STORIE GIALLOROSSE… Astutillo

di Franco BOVAIO – Astutillo è un nome antico. Uno di quelli che ricordano l’Italia di una volta, nella quale al primo figlio maschio si metteva il nome del nonno paterno e alla prima figlia femmina quello della nonna. E se c’erano tanti fratelli e ognuno aveva dei figli si aveva un sacco di cugini omonimi. Ma per i romanisti Astutillo è solo uno: Malgioglio. Il secondo portiere della stagione della Coppa dei Campioni e della Roma con la maglia con lo scudetto. Un uomo meraviglioso, scriviamolo subito. Perché investiva i soldi che guadagnava con il calcio in una palestra attrezzata per il recupero dei ragazzi disabili. Un uomo che si è dedicato e si dedica agli altri con tutto se stesso che, per questo, siamo molto onorati di aver visto giocare con la nostra squadra. Anche se con la Roma ha disputato solo mezza partita di campionato (il secondo tempo di Catania-Roma 2-2, nel quale ha subito i due gol dei siciliani) e tre di Coppa Italia, queste senza reti al passivo.

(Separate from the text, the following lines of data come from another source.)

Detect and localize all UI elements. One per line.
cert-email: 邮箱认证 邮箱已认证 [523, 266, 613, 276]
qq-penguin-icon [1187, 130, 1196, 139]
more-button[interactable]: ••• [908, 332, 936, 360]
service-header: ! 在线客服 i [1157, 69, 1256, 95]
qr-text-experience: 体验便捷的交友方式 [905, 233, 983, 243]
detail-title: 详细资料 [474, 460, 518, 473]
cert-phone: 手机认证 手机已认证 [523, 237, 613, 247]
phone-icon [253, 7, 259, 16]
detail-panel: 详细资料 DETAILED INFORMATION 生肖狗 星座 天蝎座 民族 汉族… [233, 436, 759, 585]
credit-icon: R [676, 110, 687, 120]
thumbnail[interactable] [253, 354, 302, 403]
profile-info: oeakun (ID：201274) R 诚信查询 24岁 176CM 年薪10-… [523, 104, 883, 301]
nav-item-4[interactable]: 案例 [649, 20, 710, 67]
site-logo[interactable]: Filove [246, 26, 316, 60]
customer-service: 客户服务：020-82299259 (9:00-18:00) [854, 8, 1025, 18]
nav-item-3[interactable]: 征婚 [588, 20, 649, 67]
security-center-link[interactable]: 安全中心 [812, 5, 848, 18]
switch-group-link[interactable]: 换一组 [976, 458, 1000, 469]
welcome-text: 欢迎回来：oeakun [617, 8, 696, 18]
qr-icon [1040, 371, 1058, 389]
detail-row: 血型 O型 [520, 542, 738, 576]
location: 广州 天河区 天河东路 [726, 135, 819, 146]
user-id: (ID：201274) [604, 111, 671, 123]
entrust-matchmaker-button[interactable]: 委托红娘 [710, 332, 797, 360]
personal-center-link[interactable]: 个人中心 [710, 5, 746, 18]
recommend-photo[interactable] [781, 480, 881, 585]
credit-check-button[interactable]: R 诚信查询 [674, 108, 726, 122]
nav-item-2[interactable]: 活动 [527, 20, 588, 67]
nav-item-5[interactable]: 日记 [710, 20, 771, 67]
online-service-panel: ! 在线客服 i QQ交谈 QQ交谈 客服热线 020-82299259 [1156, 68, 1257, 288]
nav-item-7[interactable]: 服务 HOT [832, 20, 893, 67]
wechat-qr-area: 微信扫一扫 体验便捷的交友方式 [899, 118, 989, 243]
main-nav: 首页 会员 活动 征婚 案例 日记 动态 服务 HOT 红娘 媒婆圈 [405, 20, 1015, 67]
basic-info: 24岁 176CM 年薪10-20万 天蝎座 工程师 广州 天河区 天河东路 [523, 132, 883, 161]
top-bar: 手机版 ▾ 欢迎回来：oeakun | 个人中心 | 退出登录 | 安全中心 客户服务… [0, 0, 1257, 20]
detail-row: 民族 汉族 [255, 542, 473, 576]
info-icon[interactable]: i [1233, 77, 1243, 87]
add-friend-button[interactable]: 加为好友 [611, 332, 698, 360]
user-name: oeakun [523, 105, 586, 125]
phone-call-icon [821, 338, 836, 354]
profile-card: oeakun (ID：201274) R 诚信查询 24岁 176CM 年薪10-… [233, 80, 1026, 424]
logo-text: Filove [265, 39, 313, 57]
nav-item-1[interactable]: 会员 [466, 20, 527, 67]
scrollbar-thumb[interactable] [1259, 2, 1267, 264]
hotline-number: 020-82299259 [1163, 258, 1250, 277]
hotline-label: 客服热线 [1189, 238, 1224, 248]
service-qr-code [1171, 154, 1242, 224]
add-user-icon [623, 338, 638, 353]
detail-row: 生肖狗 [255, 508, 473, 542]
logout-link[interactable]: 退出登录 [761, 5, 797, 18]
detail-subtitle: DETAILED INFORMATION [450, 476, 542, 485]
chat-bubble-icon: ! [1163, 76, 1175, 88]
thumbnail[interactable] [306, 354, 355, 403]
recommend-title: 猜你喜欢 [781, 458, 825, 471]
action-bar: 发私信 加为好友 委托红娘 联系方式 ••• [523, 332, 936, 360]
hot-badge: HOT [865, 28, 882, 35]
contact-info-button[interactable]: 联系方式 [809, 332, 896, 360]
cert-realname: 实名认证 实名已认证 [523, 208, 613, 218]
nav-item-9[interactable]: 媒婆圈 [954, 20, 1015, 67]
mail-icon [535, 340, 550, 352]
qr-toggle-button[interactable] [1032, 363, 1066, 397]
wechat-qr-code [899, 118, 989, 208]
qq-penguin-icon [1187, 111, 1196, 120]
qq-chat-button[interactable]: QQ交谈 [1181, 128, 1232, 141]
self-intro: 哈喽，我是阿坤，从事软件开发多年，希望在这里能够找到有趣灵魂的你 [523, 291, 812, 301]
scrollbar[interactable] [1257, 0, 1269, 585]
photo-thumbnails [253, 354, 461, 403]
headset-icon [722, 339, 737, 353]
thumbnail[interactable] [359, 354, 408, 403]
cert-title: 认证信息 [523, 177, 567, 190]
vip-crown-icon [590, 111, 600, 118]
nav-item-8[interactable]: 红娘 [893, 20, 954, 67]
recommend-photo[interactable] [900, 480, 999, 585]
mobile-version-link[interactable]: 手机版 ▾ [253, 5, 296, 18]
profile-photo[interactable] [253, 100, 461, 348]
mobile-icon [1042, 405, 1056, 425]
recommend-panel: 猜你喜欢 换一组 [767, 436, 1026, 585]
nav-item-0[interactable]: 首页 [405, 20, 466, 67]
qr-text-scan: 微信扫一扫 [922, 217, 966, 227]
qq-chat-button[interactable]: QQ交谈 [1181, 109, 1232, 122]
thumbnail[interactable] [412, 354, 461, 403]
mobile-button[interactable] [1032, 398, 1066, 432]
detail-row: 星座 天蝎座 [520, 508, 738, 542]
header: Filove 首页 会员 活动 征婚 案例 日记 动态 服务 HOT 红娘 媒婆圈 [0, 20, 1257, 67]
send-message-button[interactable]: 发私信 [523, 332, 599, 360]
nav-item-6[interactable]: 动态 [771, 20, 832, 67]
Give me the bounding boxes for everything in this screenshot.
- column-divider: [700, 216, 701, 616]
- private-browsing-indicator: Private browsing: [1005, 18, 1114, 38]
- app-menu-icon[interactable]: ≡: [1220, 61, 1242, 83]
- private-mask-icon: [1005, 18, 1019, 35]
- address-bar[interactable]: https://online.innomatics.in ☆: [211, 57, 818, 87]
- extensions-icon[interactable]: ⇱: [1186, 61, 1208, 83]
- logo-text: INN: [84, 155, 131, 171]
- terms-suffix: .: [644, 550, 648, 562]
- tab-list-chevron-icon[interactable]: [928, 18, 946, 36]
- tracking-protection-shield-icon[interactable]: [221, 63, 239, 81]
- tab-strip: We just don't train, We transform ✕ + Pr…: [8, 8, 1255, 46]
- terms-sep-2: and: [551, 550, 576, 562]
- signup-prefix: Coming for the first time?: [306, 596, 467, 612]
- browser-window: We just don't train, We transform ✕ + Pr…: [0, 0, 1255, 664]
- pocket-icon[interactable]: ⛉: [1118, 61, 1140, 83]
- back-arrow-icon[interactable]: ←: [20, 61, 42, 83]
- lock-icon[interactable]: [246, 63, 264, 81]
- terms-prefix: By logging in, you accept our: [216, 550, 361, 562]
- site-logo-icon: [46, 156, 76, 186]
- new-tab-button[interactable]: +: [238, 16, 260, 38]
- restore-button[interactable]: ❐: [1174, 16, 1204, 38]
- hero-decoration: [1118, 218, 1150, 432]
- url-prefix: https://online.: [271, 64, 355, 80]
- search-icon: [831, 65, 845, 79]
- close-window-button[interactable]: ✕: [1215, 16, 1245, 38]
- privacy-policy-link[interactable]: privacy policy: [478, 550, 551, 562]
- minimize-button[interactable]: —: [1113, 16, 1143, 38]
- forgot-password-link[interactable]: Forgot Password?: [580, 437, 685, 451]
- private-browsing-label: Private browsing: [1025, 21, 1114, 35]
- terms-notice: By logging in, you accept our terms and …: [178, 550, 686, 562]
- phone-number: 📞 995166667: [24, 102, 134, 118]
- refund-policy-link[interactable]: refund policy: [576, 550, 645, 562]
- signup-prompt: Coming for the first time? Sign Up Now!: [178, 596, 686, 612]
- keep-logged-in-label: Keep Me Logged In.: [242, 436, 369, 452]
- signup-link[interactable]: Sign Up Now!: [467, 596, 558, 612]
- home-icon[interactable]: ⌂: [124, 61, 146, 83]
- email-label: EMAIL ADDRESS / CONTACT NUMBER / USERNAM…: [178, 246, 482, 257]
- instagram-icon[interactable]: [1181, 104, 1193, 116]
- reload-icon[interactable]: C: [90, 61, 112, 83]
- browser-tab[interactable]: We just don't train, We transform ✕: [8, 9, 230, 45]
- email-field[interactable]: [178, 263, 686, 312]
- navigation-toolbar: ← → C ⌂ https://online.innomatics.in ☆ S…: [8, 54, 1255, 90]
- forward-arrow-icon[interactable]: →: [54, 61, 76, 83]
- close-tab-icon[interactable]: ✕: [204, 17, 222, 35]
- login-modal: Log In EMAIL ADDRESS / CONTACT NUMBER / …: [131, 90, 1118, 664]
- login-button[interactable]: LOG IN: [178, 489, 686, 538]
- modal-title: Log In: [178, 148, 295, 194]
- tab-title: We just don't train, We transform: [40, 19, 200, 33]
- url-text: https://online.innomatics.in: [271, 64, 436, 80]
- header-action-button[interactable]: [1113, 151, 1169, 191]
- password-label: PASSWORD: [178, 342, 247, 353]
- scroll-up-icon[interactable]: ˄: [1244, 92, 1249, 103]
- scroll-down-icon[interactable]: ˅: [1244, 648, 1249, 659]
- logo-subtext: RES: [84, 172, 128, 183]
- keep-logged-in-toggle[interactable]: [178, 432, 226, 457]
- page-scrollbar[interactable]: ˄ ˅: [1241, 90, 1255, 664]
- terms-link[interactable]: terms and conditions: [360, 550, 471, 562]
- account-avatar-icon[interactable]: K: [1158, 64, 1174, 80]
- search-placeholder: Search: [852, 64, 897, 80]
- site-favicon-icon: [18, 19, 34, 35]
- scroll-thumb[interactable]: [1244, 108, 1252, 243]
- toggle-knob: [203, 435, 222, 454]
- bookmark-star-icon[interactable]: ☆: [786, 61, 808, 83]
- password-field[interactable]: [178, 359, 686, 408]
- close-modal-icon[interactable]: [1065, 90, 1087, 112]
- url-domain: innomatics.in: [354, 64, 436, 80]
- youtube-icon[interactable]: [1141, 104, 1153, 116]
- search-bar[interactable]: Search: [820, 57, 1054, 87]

Nel suo caso, infatti, non contano le presenze, anche perché davanti aveva quel mostro di regolarità e continuità che è stato Franco Tancredi, che in quel momento era anche ai massimi livelli della sua splendida carriera. Nel suo caso conta il bagaglio di umanità che ha portato dentro Trigoria e nella squadra. Contano l’altruismo e l’integrità morale che aveva. Conta tutto quello che faceva per i suoi ragazzi, che avevano più bisogno di lui di quanto, realmente, ne avesse la Roma, che lo aveva ingaggiato solo come secondo dopo l’addio al calcio di Superchi. Che lo aveva preceduto nel ruolo. Alla fine di quella stagione 1983-84, dopo la delusione per la Coppa dei Campioni persa contro il Liverpool e una Coppa Italia messa in bacheca, Astutillo attraversò il Tevere e andò a difendere i pali della Lazio, che era dove spesso è stata: in Serie B. Per molti romanisti fu un tradimento, ma presto si sarebbero dovuti ricredere, perché Malgioglio avrebbe compiuto un gesto che più romanista di così non avrebbe potuto fare.

Il 9 marzo 1986, al termine di Lazio-L.R.Vicenza 3-4, dopo essere stato aspramente contestato dalla curva laziale, che secondo lui espose anche uno striscione in cui c’era scritto che doveva tornare dai suoi “mostri”, riferendosi ai ragazzi disabili che lui e la moglie stavano aiutando, si tolse la maglia e ci sputò sopra, per poi gettarla in terra. Subito dopo Maglioglio rescisse il contratto con la Lazio e disse che avrebbe voluto ritirarsi dal calcio. Intanto per i romanisti era diventato un mito e qualcuno lo avrebbe anche rivoluto in squadra. Ma l’aria di Roma, per lui, si era fatta pesante. Tornato a casa sua, a Piacenza, è stato chiamato da Trapattoni all’Inter come vice Zenga e in nerazzurro è poi rimasto cinque anni.